As part of the City Museum’s 1997 slavery exhibition, for example, artist Tony Forbes produced a visual collage of iconic Bristol symbols drawn from its slaving past and troubled present. A young black man in urban garb chained to a rock was placed at its centre. This is perhaps the most succinct visual representation of the popular narrative linking slavery to the contemporary identity and plight of Black Britons.
I grew up with this narrative, listening to the lyrics of Peter Tosh and Burning Spear. Yet I question the extent to which it allows the community to understand the forces that structure its current challenges. Let’s take gentrification as an example. Although gentrification may be painful for a community to witness, it is a colour-blind, class-insensitive process that is repeated across the country.
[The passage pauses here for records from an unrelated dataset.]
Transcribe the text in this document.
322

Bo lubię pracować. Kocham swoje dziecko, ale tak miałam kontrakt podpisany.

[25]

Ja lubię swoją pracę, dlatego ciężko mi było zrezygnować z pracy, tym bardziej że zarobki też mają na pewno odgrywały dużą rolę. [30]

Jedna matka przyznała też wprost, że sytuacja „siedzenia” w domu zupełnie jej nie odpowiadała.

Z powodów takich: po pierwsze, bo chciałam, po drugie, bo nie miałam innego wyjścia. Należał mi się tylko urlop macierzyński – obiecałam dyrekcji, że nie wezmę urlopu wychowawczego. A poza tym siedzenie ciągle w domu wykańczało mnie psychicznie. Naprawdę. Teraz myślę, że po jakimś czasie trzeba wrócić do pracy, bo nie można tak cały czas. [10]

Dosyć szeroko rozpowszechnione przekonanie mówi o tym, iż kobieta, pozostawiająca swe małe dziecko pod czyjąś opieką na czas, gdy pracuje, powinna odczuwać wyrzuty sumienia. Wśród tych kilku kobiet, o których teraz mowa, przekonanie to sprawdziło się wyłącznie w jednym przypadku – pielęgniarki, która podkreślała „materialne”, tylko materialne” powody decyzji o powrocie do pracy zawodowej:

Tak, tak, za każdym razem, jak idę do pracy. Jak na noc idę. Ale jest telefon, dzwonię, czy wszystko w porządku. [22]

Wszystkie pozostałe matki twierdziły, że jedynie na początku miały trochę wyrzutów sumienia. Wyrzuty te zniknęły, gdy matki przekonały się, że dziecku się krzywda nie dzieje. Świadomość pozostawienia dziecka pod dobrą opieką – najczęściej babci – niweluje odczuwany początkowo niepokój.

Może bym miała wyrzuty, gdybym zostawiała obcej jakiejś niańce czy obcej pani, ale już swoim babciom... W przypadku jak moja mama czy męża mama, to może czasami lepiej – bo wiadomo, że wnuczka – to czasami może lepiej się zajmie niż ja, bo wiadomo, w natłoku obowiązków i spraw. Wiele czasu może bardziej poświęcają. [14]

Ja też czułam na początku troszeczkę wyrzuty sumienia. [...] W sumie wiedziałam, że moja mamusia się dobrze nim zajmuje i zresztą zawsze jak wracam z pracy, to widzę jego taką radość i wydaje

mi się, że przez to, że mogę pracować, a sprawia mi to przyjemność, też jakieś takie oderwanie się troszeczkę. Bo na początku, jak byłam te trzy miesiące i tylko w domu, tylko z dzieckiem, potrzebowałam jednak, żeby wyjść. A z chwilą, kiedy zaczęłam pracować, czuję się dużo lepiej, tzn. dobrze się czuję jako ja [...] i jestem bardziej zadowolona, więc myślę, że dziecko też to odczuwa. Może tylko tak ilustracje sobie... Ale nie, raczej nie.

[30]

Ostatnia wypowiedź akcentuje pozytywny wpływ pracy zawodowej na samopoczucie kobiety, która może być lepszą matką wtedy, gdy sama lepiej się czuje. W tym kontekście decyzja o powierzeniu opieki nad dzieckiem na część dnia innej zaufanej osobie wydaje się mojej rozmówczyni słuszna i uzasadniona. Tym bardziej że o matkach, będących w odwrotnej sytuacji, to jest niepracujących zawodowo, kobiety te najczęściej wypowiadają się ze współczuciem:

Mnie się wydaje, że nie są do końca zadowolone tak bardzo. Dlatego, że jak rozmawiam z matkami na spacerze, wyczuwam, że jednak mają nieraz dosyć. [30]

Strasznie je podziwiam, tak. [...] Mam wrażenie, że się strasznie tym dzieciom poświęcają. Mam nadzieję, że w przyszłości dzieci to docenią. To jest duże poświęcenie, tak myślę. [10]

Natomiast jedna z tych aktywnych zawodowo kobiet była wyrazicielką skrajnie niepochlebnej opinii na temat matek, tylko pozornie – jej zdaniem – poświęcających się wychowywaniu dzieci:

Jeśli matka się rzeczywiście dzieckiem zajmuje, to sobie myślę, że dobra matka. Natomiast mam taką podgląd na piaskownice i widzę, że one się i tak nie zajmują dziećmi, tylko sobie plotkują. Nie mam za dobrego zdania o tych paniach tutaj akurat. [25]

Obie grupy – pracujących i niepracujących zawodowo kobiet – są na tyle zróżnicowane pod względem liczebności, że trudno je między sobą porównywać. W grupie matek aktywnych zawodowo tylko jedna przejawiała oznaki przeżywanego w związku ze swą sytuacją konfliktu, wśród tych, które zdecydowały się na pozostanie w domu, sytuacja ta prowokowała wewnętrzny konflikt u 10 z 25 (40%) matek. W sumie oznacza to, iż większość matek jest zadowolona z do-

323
It is not a conspiracy to ethnically cleanse the inner city.
Similarly with the criminal justice system. We all know that Black Britons are disproportionately incarcerated. But we also know that judicial systems in highly stratified societies across the world disproportionately target the poor regardless of their colour. Just as we know that those without the legitimate means of access to social mobility are most likely to engage in crime. So we need a more nuanced popular discussion about how the criminal justice system affects Black Bristolians instead of simply saying “It’s a re-hash of slavery”.
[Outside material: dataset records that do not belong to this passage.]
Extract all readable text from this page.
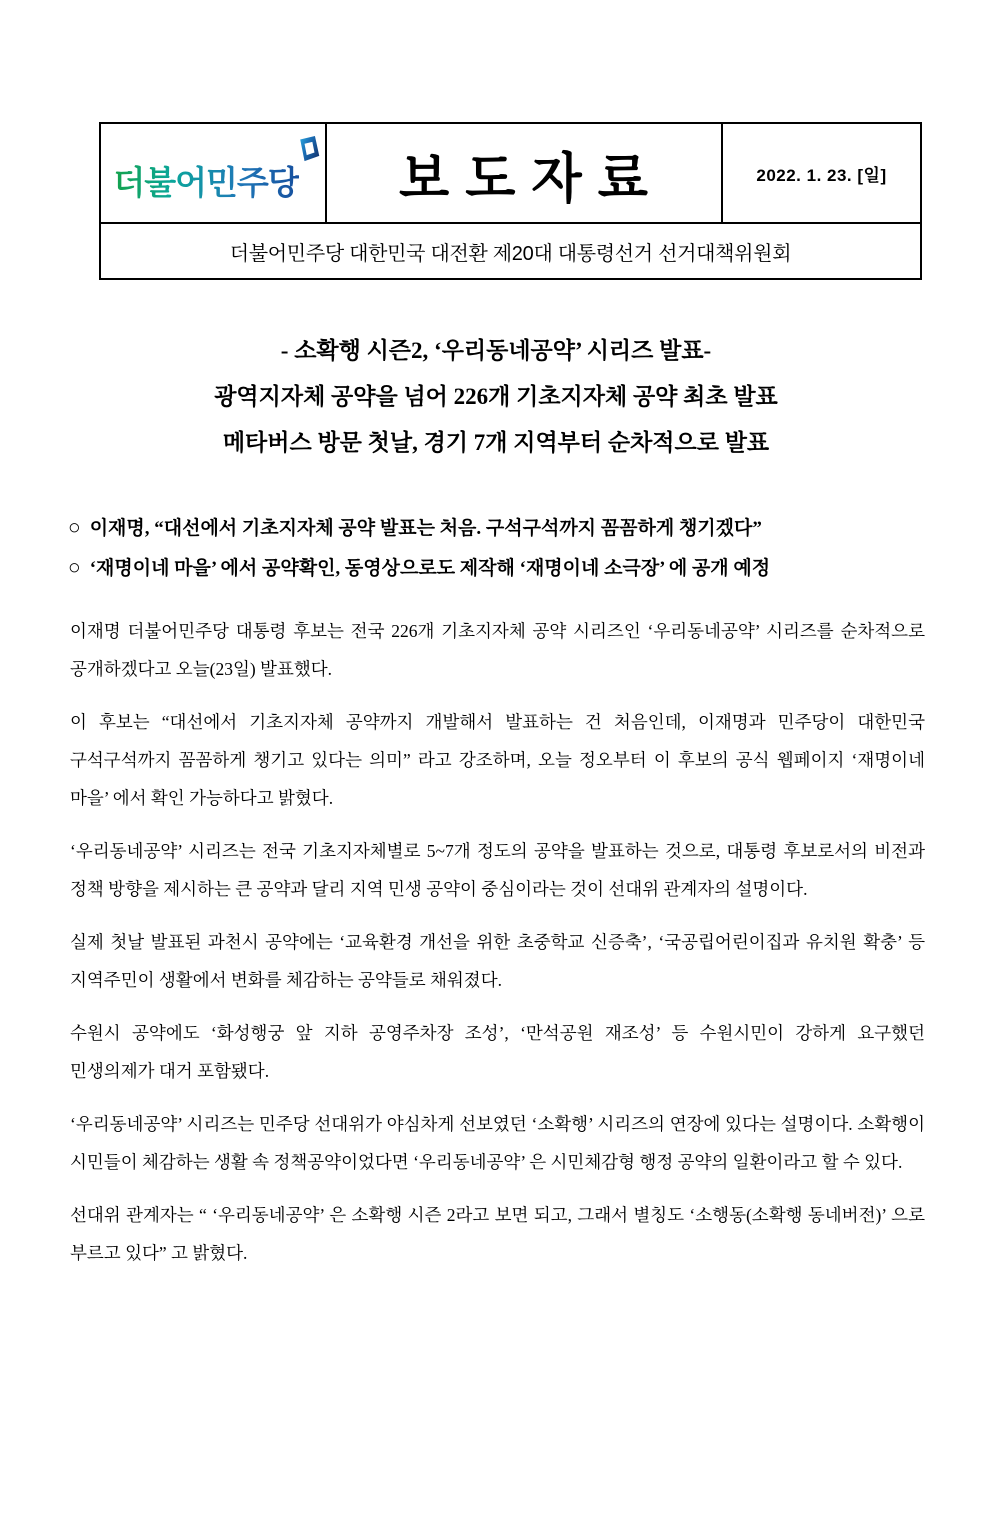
더불어민주당	보도자료	2022. 1. 23. [일]
더불어민주당 대한민국 대전환 제20대 대통령선거 선거대책위원회
- 소확행 시즌2, ‘우리동네공약’ 시리즈 발표-
광역지자체 공약을 넘어 226개 기초지자체 공약 최초 발표
메타버스 방문 첫날, 경기 7개 지역부터 순차적으로 발표
○ 이재명, “대선에서 기초지자체 공약 발표는 처음. 구석구석까지 꼼꼼하게 챙기겠다”
○ ‘재명이네 마을’ 에서 공약확인, 동영상으로도 제작해 ‘재명이네 소극장’ 에 공개 예정

이재명 더불어민주당 대통령 후보는 전국 226개 기초지자체 공약 시리즈인 ‘우리동네공약’ 시리즈를 순차적으로 공개하겠다고 오늘(23일) 발표했다.

이 후보는 “대선에서 기초지자체 공약까지 개발해서 발표하는 건 처음인데, 이재명과 민주당이 대한민국 구석구석까지 꼼꼼하게 챙기고 있다는 의미” 라고 강조하며, 오늘 정오부터 이 후보의 공식 웹페이지 ‘재명이네 마을’ 에서 확인 가능하다고 밝혔다.

‘우리동네공약’ 시리즈는 전국 기초지자체별로 5~7개 정도의 공약을 발표하는 것으로, 대통령 후보로서의 비전과 정책 방향을 제시하는 큰 공약과 달리 지역 민생 공약이 중심이라는 것이 선대위 관계자의 설명이다.

실제 첫날 발표된 과천시 공약에는 ‘교육환경 개선을 위한 초중학교 신증축’, ‘국공립어린이집과 유치원 확충’ 등 지역주민이 생활에서 변화를 체감하는 공약들로 채워졌다.

수원시 공약에도 ‘화성행궁 앞 지하 공영주차장 조성’, ‘만석공원 재조성’ 등 수원시민이 강하게 요구했던 민생의제가 대거 포함됐다.

‘우리동네공약’ 시리즈는 민주당 선대위가 야심차게 선보였던 ‘소확행’ 시리즈의 연장에 있다는 설명이다. 소확행이 시민들이 체감하는 생활 속 정책공약이었다면 ‘우리동네공약’ 은 시민체감형 행정 공약의 일환이라고 할 수 있다.

선대위 관계자는 “ ‘우리동네공약’ 은 소확행 시즌 2라고 보면 되고, 그래서 별칭도 ‘소행동(소확행 동네버전)’ 으로 부르고 있다” 고 밝혔다.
The same is true when we’re thinking about the fragility of governance in the Black voluntary. One particularly disempowering narrative holds that “We can’t run our tings properly”, as if we have been rendered historically incapable. Funders seem to agree, failing in the process to understand that organisational problems are a consequence of a skills shortage among what is predominately a working class population that needs support.
How useful is an appeal to slavery’s past in meeting the challenges faced by Black Bristolians?
Discourse(s) on health, education, employment and housing inequalities are also important. Although these inequalities clearly exist, when we look at them in a comparative cultural perspective we see that inequality’s major dimension is class. Indeed, we see similar patterns of exclusion among Bristol’s low income families regardless of ethnicity. What then are the unique challenges facing Bristol’s Black community and how useful is an appeal to slavery’s past in meeting these challenges?
Complacency must be eschewed and complexity embraced. Some second and third generation Black Britons access higher education, and others find work in professions that were closed to our parents. But many do not. Perhaps then the time has come for Black Britons to consider class distinctions within our own community? For by doing so we can begin to focus attention and resources where they are most needed. Appealing to a homogeneous Black identity shaped by slavery and racism draws attention away from recognising these other critical distinctions. We are not, after all, entirely in this together.
Researching the transatlantic slave trade is deeply effecting, especially when it involves the story of your own ancestors. I’m well aware of slavery’s toxic legacies, including racism. Racism is a force that stains every aspect of our human interaction. But I don’t believe we are brought any closer to understanding slavery’s legacy in contemporary society when its history is used as a catch all for a multiplicity of multifaceted social ills. We disempower ourselves when we reduce complex injustices to one simplifying cause. And we distort the actuality of Black life with narratives of ‘damage’ rooted in slavery. That said, it is unquestionably valid to remember slavery so that we may not repeat. We can honour the dead without conscripting their bones to every contemporary cause.